Хрен с бугра — страница 34 из 50

Деревенька моя родная!

Сотни лет дубам, обложившим твою околицу будто тыном. И, бывало, кого только не встретишь на твоих зеленых, покрытых гусиной травкой улицах.

Жили здесь свои однолюбы и свои донжуаны, свои бирюки и гулевоны, ораторы и молчуны, верные жены и ветреные вдовы, добрые тещи и сварливые свекры. Причем понять и оценить этих людей было во сто крат проще, чем горожан. В городском многолюдье жулику и прохиндею легче выдавать себя за честного трудягу-парня, а хмырю-стукачу казаться вашим корешем в доску.

Благородство душ, глубокую чистую гордость, отзывчивость — вот что с деревенского детства я чаще всего видел вокруг.

Сколько ни жил я впоследствии в городе, все незнакомое, все трудное и не очень понятное мерил нашим деревенским аршином. Даже в тот момент, когда по воле счастливого случая оказался рядом с нашим Дорогим Никифором Сергеевичем, первой пришла в голову мысль, что еще он своим видом, своими повадками и словами похож на Михайлу Проскурина, нашего бывшего председателя сельсовета.

Навсегда Михайла вошел в мою память круглолицым, лысым, улыбчивым и всегда шумливым. В самые голодные годы он светился сытостью, как масляный гладкий блин.

На селе в годы революции Михайла одним из первых почуял ветер грядущих перемен, уловил его направление и подставил свои паруса. Жизнь потащила его за собой со страшной силой и все вперед, все вверх и вверх. Перед самой коллективизацией полуграмотный Проскурин стал председателем сельсовета. Свое правление он ознаменовал крутыми до крайности мерами.

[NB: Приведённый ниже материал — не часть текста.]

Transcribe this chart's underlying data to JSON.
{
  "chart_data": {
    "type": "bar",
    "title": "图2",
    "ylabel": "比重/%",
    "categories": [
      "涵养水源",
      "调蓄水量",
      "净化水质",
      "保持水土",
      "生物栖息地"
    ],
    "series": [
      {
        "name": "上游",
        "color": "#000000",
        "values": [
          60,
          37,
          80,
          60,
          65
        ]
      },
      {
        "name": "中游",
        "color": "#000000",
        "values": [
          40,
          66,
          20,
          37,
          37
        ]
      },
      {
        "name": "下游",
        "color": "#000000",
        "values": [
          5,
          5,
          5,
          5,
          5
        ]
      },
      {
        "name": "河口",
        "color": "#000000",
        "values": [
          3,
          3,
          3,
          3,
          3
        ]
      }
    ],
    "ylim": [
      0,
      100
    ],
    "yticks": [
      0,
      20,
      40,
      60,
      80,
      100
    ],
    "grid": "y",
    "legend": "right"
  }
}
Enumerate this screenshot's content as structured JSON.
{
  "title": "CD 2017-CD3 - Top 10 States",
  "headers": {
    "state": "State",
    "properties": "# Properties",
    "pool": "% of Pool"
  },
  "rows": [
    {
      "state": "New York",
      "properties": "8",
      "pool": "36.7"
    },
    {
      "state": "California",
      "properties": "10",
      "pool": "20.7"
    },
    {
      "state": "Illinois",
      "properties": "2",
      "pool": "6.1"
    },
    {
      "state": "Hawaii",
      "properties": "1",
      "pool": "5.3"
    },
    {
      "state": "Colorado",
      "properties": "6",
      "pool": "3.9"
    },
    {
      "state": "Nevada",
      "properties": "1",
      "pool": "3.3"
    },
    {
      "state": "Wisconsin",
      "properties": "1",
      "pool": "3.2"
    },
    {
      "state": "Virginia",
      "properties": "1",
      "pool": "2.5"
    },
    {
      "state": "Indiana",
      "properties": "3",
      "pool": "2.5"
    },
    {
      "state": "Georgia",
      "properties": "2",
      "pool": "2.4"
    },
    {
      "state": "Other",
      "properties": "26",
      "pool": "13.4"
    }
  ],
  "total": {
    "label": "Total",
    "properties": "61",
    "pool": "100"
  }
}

«Собственность, — пояснял Михайла сельчанам, — надо отрубать вместе с погаными лапами». Он загонял мужиков в колхоз силой, отбирал и обобщал имущество вплоть до курей и ложек. На увещевания и возражения Михайла отвечал философскими рассуждениями:

— Ежели мы хочим человека переделать, а мы этого хочим, то нельзя никого жалеть. Вот, — он сжимал пальцы в кулак и тут же разжимал его, — пока эта грабка все к себе тянет, душу людскую не переиначишь. Глядите, — он шевелил пальцами. — Все к себе. Все к себе…

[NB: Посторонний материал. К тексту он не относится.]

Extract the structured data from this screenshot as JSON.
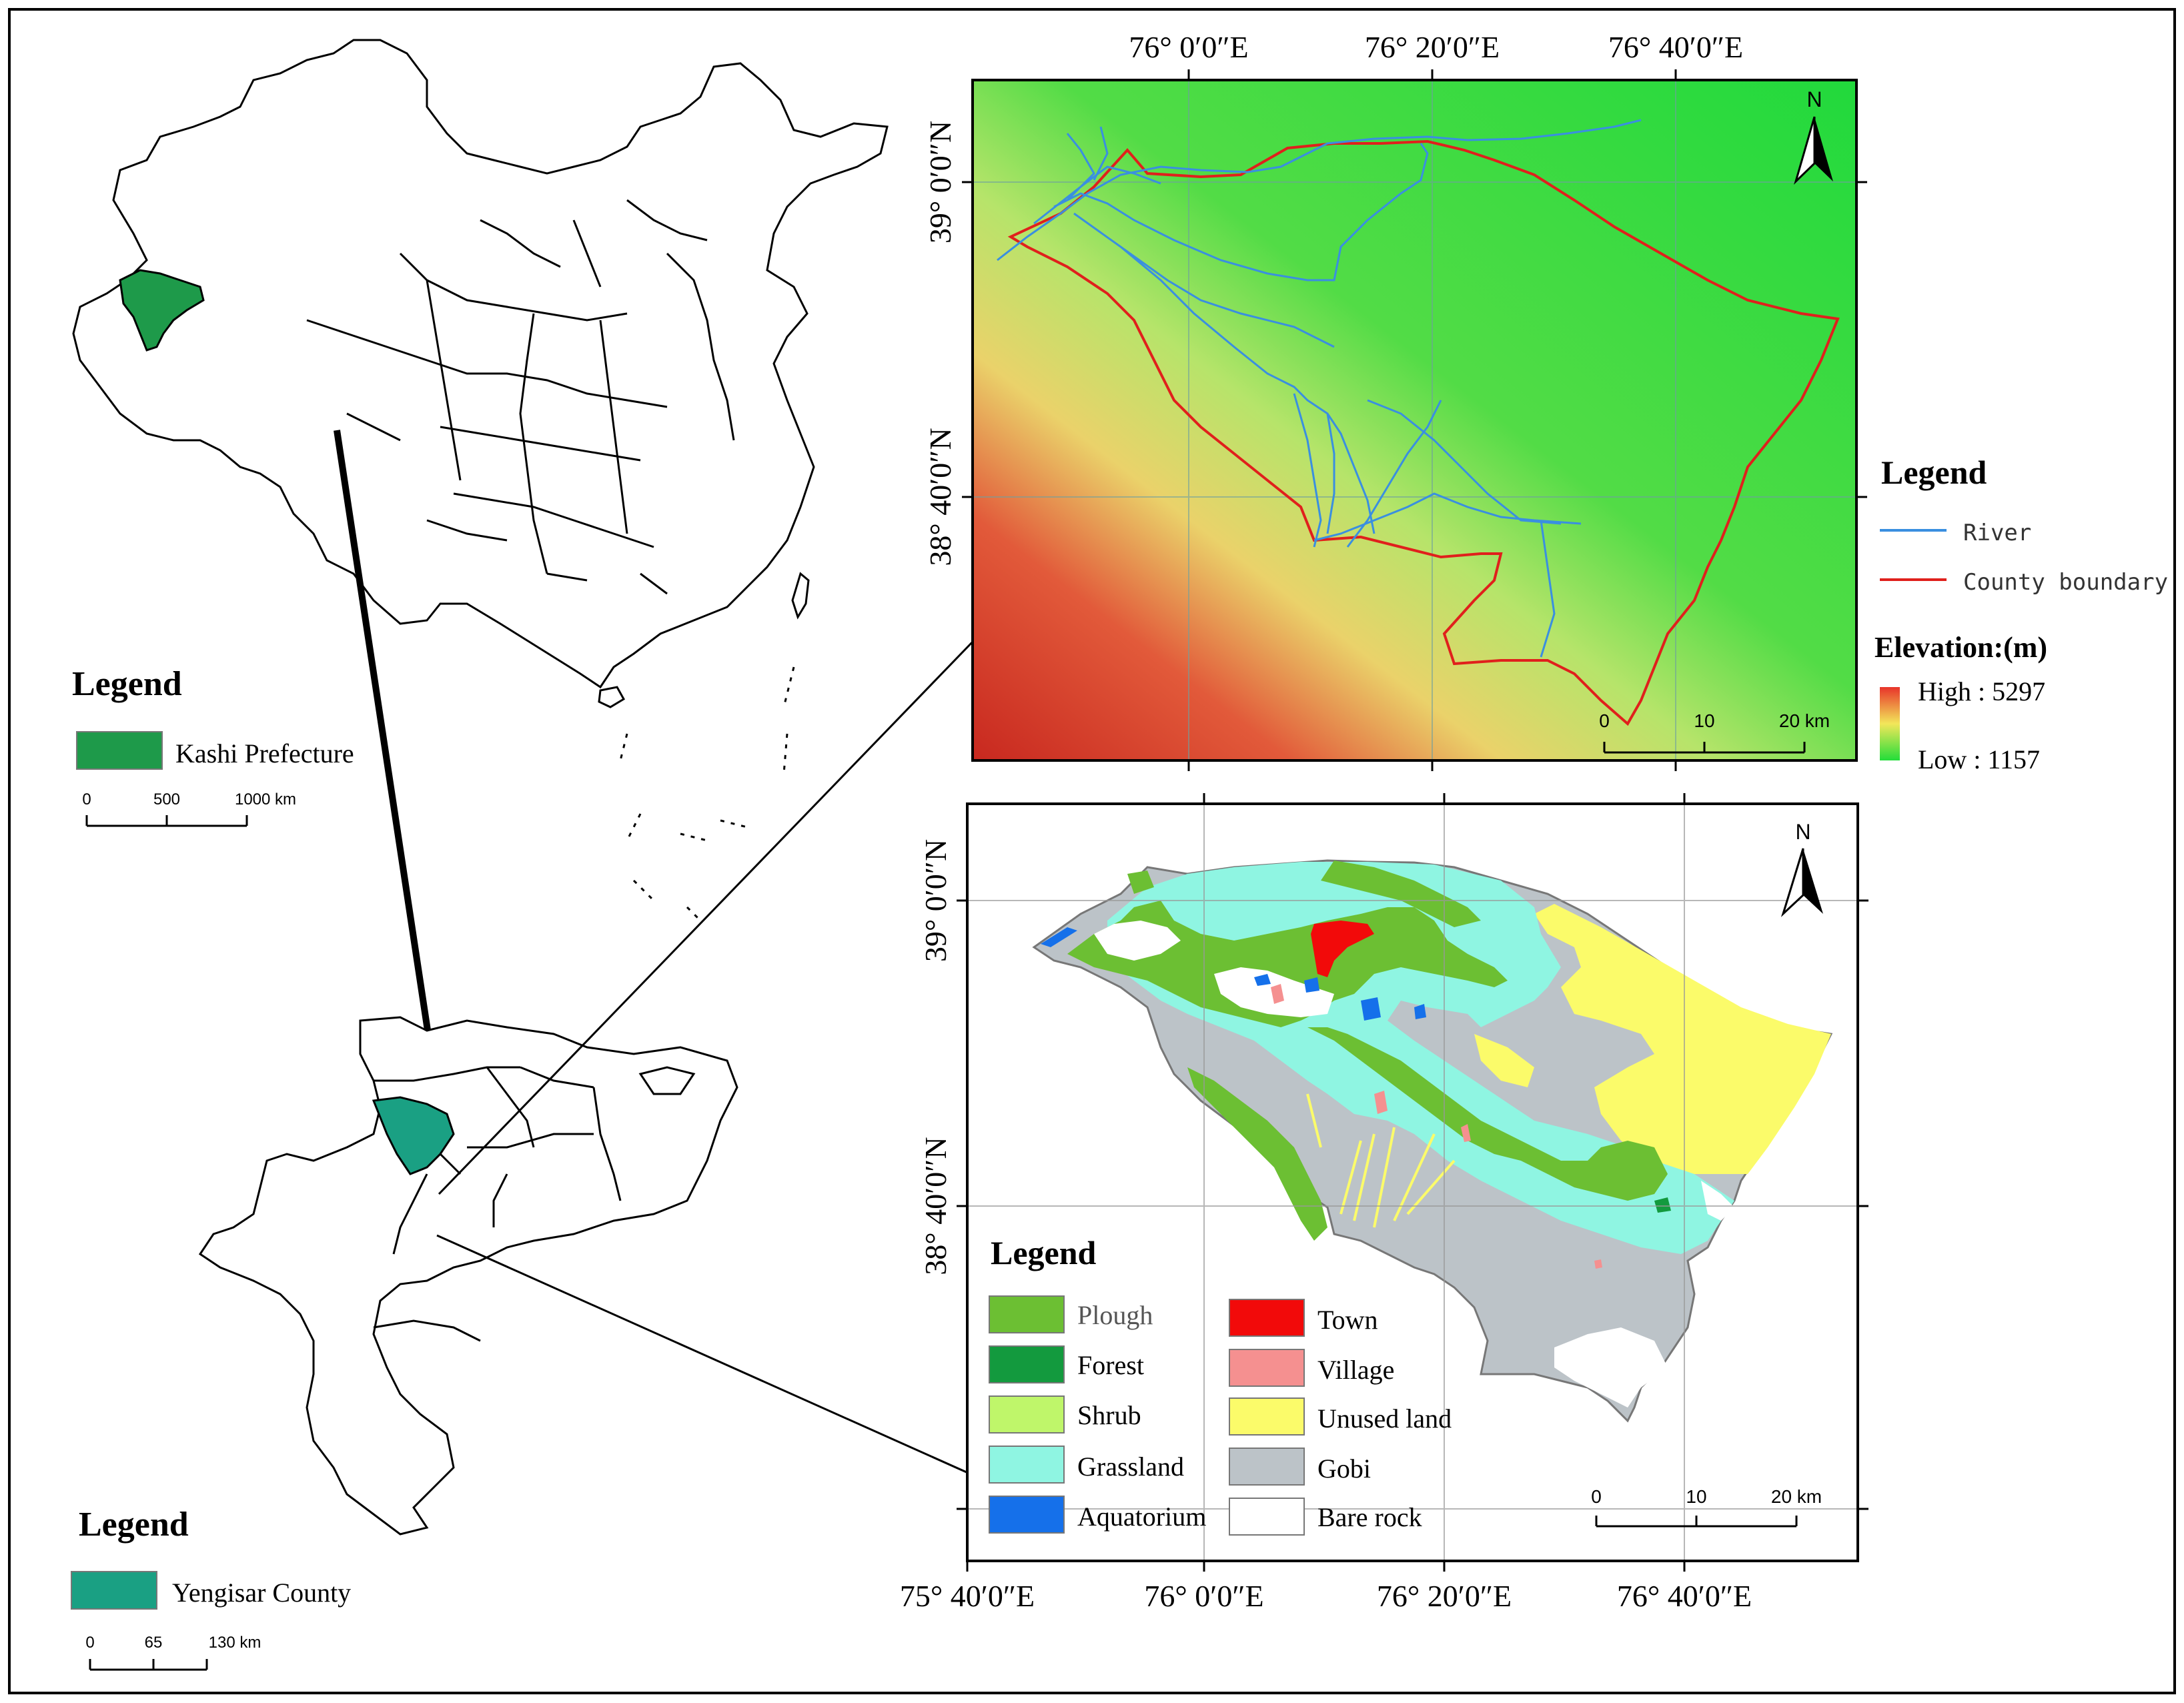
{
  "colors": {
    "kashi": "#1e9a4a",
    "yengisar": "#1aa083",
    "river": "#3a8fe0",
    "boundary": "#e0201c",
    "elev_high": "#e8342a",
    "elev_mid": "#f2e75a",
    "elev_low": "#22dd3a",
    "plough": "#6cbf33",
    "forest": "#139a3e",
    "shrub": "#bff66a",
    "grassland": "#8ff5e2",
    "aquatorium": "#1570ea",
    "town": "#f20a0a",
    "village": "#f59090",
    "unused": "#fbfb6a",
    "gobi": "#bcc3c8",
    "bare_rock": "#ffffff"
  },
  "china_map": {
    "legend_title": "Legend",
    "legend_item": "Kashi Prefecture",
    "scale": {
      "ticks": [
        "0",
        "500",
        "1000 km"
      ]
    }
  },
  "kashi_map": {
    "legend_title": "Legend",
    "legend_item": "Yengisar County",
    "scale": {
      "ticks": [
        "0",
        "65",
        "130 km"
      ]
    }
  },
  "dem_map": {
    "north": "N",
    "top_ticks": [
      "76° 0′0″E",
      "76° 20′0″E",
      "76° 40′0″E"
    ],
    "left_ticks": [
      "39° 0′0″N",
      "38° 40′0″N"
    ],
    "scale": {
      "ticks": [
        "0",
        "10",
        "20 km"
      ]
    },
    "legend_title": "Legend",
    "legend_items": [
      "River",
      "County boundary"
    ],
    "elevation_title": "Elevation:(m)",
    "elevation_high": "High : 5297",
    "elevation_low": "Low : 1157"
  },
  "landuse_map": {
    "north": "N",
    "bottom_ticks": [
      "75° 40′0″E",
      "76° 0′0″E",
      "76° 20′0″E",
      "76° 40′0″E"
    ],
    "left_ticks": [
      "39° 0′0″N",
      "38° 40′0″N"
    ],
    "scale": {
      "ticks": [
        "0",
        "10",
        "20 km"
      ]
    },
    "legend_title": "Legend",
    "legend_left": [
      "Plough",
      "Forest",
      "Shrub",
      "Grassland",
      "Aquatorium"
    ],
    "legend_right": [
      "Town",
      "Village",
      "Unused land",
      "Gobi",
      "Bare rock"
    ]
  }
}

Сладить с упрямой дуростью нашей сельской власти не удавалось никому. Несколько мягче Михайла становился в дни, когда привычное течение руководящей жизни обрывал очередной черный запой.

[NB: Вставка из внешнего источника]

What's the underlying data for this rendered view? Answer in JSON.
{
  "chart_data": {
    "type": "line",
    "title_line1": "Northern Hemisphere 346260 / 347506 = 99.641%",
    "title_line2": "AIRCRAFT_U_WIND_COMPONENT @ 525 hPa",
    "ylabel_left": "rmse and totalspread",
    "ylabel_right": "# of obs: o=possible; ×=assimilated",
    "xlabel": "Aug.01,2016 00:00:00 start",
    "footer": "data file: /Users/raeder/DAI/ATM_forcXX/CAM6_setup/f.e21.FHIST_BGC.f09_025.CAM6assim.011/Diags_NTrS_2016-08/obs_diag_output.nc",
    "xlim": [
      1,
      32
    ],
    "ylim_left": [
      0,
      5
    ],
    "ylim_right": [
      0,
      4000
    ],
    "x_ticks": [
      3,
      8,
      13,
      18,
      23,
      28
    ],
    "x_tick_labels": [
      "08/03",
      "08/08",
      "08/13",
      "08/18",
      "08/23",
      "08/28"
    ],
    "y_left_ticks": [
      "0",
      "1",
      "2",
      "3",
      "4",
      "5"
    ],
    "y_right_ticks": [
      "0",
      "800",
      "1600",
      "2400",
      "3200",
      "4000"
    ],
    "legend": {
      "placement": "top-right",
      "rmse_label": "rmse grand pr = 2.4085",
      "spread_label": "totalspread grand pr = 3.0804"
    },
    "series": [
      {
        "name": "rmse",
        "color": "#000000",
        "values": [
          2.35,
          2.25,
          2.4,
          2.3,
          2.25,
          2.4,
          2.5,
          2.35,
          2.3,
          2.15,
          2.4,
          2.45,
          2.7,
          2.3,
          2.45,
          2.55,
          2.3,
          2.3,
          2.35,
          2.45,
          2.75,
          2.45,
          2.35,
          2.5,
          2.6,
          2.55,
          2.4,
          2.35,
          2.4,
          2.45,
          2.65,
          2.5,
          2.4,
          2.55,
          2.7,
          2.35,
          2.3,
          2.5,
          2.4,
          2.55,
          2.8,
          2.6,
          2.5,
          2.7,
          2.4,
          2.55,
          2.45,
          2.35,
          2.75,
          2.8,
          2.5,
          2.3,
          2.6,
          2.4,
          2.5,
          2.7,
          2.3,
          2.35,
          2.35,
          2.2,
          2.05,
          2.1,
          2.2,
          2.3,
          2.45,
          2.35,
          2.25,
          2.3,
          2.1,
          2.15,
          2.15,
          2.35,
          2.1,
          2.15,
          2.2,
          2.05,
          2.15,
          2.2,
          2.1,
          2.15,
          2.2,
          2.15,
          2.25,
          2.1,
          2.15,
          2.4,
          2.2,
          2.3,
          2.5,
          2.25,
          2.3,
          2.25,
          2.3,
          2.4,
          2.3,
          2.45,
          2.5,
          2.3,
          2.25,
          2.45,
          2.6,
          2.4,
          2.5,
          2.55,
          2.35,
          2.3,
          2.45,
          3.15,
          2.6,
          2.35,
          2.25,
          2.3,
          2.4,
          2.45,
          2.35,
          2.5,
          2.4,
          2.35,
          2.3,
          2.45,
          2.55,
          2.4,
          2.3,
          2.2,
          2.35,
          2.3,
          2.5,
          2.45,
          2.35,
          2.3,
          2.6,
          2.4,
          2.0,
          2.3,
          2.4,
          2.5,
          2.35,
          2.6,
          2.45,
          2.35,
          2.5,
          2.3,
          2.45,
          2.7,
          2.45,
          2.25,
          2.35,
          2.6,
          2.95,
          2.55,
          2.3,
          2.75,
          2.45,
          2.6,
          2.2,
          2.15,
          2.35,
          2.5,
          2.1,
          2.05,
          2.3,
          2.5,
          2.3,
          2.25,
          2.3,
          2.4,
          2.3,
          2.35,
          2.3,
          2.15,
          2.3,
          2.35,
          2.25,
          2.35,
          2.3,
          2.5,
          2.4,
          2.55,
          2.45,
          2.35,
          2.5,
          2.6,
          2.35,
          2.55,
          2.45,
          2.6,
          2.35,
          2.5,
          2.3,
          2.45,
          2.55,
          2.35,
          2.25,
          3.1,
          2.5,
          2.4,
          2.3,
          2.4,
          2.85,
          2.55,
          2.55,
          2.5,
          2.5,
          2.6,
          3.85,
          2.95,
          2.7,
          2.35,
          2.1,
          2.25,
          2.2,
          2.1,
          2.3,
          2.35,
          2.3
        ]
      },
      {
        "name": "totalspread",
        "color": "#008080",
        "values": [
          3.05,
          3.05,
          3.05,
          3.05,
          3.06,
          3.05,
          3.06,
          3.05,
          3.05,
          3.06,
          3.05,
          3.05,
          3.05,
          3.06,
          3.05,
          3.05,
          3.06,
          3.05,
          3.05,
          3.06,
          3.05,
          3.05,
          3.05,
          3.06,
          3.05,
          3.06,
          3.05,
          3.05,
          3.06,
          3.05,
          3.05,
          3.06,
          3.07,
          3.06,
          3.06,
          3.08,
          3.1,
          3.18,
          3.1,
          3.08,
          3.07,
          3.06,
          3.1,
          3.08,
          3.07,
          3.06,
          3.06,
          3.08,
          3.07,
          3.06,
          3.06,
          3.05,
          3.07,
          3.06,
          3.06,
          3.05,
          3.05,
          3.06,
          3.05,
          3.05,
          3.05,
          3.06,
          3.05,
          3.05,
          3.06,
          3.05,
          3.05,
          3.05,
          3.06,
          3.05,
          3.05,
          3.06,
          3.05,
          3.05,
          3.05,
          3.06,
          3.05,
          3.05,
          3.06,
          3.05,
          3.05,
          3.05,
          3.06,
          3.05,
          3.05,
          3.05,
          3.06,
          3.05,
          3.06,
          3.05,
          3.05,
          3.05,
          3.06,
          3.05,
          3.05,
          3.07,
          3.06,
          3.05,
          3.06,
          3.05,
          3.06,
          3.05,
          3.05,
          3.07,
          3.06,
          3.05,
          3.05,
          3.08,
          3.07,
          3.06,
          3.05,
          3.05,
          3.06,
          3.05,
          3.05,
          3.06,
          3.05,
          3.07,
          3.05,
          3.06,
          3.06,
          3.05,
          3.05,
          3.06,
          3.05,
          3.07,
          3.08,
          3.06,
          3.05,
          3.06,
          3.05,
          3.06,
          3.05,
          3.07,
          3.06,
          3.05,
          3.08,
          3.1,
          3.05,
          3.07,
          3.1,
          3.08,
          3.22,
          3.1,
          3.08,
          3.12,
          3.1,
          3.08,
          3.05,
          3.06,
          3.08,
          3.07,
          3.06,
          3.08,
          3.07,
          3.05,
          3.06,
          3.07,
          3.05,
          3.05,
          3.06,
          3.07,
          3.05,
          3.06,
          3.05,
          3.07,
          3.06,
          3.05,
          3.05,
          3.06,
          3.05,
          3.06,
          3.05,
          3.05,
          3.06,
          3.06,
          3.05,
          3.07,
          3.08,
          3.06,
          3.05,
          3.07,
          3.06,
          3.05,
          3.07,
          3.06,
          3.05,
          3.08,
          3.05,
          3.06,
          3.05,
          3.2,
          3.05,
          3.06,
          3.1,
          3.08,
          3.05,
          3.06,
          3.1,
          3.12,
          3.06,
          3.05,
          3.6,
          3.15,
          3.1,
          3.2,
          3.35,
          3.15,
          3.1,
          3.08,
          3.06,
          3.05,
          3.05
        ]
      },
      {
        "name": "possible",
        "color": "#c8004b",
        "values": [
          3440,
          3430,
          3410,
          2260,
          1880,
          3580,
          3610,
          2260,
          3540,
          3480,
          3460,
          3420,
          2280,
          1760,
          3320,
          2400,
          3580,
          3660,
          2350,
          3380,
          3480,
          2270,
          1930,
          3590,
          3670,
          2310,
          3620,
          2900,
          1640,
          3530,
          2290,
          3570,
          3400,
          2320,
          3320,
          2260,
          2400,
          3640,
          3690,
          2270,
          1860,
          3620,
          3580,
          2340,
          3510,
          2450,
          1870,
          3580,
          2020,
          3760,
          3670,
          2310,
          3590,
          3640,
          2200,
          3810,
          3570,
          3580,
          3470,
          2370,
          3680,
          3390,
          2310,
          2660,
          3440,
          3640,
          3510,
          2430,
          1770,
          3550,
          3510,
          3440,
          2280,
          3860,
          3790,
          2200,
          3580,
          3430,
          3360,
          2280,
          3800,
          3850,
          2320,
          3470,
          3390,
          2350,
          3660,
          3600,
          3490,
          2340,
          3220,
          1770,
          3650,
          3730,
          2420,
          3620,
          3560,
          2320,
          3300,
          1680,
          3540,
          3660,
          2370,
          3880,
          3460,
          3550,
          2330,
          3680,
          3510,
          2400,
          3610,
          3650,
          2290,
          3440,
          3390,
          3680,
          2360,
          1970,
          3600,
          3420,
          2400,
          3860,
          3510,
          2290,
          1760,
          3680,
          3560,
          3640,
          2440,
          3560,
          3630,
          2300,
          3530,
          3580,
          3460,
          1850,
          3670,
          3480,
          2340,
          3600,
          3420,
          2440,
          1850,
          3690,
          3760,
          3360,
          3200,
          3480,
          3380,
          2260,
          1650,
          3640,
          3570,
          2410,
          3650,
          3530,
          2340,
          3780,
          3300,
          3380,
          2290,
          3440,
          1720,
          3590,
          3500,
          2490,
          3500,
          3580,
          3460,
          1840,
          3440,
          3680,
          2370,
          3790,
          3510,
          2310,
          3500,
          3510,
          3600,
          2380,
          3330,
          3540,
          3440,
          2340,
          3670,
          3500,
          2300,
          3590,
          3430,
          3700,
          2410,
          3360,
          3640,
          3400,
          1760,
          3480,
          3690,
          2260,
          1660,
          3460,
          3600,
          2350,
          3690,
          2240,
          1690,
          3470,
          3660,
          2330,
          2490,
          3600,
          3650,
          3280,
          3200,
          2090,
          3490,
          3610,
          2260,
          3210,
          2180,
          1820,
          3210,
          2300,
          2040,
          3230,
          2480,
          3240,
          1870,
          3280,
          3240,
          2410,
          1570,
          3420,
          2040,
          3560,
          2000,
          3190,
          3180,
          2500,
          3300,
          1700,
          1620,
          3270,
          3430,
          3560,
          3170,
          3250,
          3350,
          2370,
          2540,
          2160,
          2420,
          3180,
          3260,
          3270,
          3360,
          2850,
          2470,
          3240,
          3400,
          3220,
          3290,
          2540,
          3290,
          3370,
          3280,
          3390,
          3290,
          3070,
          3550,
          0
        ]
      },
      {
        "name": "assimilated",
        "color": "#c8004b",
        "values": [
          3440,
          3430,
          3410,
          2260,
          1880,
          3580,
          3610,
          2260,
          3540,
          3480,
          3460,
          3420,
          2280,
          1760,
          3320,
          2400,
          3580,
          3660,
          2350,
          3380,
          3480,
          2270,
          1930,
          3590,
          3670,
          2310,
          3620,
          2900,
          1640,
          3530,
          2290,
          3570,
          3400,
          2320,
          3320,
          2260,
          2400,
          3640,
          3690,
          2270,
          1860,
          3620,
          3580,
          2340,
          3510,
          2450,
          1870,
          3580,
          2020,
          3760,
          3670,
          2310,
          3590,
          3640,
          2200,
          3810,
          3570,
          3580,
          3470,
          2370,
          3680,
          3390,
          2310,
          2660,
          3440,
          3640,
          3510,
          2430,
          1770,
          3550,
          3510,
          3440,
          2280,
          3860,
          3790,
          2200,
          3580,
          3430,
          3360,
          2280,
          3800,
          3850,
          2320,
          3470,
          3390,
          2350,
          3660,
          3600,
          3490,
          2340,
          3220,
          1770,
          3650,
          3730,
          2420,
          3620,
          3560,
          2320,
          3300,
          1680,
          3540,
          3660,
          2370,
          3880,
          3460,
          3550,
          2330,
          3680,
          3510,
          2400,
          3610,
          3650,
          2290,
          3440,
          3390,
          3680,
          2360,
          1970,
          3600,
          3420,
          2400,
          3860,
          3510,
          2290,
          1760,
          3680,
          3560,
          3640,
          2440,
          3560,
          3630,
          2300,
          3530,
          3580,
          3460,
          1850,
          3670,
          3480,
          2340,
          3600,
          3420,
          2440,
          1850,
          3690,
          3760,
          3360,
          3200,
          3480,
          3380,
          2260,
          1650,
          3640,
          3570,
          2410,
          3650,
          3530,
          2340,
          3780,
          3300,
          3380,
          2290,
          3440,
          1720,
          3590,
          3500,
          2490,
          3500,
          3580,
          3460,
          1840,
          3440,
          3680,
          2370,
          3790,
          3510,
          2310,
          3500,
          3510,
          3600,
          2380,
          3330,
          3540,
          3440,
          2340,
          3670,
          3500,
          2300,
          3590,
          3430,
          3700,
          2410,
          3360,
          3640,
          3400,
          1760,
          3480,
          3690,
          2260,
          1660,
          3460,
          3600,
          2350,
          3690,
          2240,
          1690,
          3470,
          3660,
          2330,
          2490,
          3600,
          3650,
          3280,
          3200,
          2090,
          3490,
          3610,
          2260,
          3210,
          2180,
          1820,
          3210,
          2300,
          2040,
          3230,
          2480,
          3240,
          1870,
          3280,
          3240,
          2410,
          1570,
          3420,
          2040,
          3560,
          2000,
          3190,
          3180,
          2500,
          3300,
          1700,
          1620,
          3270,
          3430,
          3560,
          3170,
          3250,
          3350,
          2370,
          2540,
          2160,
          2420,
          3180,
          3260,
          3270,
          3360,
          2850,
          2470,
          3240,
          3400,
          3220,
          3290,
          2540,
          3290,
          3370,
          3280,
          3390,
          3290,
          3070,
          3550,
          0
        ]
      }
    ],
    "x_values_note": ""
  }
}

Жена в такие дни запирала Михайлу дома, но он ухитрялся вырваться на волю и ходил по селу в одних подштанниках, босиком, синий от рыжего самогона. Ходил и орал:

— Меня все знают!

Потом показывал людям кулак и кричал:

— Вот она где, советская власть! — Разгибал пальцы и выставлял на ладони круглую потертую гербовую печать сельсовета. — Вот она, милая и родимая! — И хохотал, довольный:

— Михайла Проскурин добрый! Кого хочет помилует. Подходи народ! Знай мою доброту!

Именно под пьяную лавочку отпустил он из деревни по справкам многих парней, которые, набив оскомину на подножном корму, стремились в края городские, к магазинам и твердой зарплате, к восьмичасовому рабочему дню.

Мысль о сходстве повадок Хрящева с Михайло-Проскуринскими пришла мне в голову при весьма интересных обстоятельствах.

Когда окончился прием и мы с Главным уже собирались отправляться трезветь по домам, меня подозвал Коржов.

— Горим! — сказал он тихо, но я почувствовал, как внутри его бьют тревогу невидимые колокола. — Видели, что с Предом вышло?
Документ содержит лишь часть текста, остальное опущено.